The LG V20 and V10 were both known for their audio prowess, and the V30 aims to remain one of the best audio experiences in the high-end smartphone market.

The V30 will include the same high-fidelity (Hi-Fi) Quad digital to analog converter (DAC) that was first introduced with the V20, with a few key upgrades. The handset contains a 32-bit Advanced Hi-Fi Quad DAC powered by ESS Technology’s SABRE ES9218P, and brings along two new features: digital filters and sound presets.
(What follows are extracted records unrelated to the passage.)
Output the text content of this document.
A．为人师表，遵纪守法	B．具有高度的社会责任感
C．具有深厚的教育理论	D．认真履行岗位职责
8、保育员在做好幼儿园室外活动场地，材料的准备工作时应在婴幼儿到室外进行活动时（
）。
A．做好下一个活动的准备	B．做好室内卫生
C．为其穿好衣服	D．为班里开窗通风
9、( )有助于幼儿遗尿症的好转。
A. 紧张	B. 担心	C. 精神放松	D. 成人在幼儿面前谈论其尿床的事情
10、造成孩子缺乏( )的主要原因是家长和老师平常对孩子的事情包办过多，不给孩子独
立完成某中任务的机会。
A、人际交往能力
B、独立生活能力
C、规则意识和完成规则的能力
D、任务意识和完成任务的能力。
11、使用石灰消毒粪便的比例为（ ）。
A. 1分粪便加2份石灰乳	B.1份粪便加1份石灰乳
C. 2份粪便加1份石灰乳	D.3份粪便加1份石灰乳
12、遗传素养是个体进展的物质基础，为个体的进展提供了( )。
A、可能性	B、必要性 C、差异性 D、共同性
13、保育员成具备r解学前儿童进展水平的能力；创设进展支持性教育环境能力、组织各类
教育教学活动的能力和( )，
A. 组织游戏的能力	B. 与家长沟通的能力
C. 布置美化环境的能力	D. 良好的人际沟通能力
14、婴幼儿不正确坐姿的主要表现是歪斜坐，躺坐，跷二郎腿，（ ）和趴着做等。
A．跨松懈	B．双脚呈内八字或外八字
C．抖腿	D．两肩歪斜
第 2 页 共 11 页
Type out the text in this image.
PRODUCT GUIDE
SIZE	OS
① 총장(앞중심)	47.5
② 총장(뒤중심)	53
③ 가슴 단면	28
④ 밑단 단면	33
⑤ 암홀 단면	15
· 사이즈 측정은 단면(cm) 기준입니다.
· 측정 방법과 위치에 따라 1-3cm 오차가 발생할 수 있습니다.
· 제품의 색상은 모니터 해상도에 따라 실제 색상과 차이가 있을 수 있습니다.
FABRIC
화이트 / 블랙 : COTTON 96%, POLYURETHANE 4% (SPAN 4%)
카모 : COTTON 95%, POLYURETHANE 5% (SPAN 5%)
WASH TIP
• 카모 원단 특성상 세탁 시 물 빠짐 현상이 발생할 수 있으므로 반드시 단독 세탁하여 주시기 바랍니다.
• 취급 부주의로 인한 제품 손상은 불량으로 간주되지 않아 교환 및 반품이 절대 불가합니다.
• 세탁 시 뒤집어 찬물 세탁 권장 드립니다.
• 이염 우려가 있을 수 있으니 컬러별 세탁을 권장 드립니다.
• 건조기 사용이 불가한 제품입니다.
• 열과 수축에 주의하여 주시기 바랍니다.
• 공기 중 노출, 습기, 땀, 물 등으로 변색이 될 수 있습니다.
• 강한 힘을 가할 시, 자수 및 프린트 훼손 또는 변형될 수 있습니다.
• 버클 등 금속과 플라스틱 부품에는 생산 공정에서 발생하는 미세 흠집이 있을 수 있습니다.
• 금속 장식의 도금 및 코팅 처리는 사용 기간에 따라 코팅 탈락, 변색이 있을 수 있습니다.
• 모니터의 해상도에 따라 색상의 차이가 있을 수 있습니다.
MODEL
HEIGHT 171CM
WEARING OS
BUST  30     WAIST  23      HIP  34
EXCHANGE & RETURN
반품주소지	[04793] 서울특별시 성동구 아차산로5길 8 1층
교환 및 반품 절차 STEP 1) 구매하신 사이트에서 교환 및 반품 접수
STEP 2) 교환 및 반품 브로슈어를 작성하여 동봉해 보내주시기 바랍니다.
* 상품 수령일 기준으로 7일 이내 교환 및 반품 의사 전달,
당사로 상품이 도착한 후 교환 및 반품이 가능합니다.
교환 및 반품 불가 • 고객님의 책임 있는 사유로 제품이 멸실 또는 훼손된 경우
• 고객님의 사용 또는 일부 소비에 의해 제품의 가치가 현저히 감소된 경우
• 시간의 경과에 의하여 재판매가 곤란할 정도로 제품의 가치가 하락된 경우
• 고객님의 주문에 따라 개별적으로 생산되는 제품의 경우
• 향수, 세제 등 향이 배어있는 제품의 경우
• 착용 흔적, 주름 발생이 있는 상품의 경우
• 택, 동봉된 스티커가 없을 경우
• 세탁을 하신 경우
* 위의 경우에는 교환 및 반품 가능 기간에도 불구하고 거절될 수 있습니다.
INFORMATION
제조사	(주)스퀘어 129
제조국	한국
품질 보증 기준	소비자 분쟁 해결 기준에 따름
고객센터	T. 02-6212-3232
Both allow for more customization of sound. Digital filters, say LG, improve ‘pre- and post-ringing of the impulse’ response with customizable filters. Additionally, LG created four pre-programmed settings for audio: enhanced, detailed, live and bass – which can be used depending on the user’s preference.

In testing out the V30’s sound, I found it to be crisply detailed, with each instrument in the trial song sounding unique and unmerged with the others.

With more flagships yet to come and many features to test further, it’s difficult to say whether the V30 will turn into a hit for the company – but at first glance, the phone’s extensive laundry list of high-end specs and unique features make it a serious contender in the market.

Update 01/09/17: LG has updated MobileSyrup that “due to licensing restrictions, LG Canada will not be offering B&O headphones with the LG V30.” The article has been updated to reflect that fact.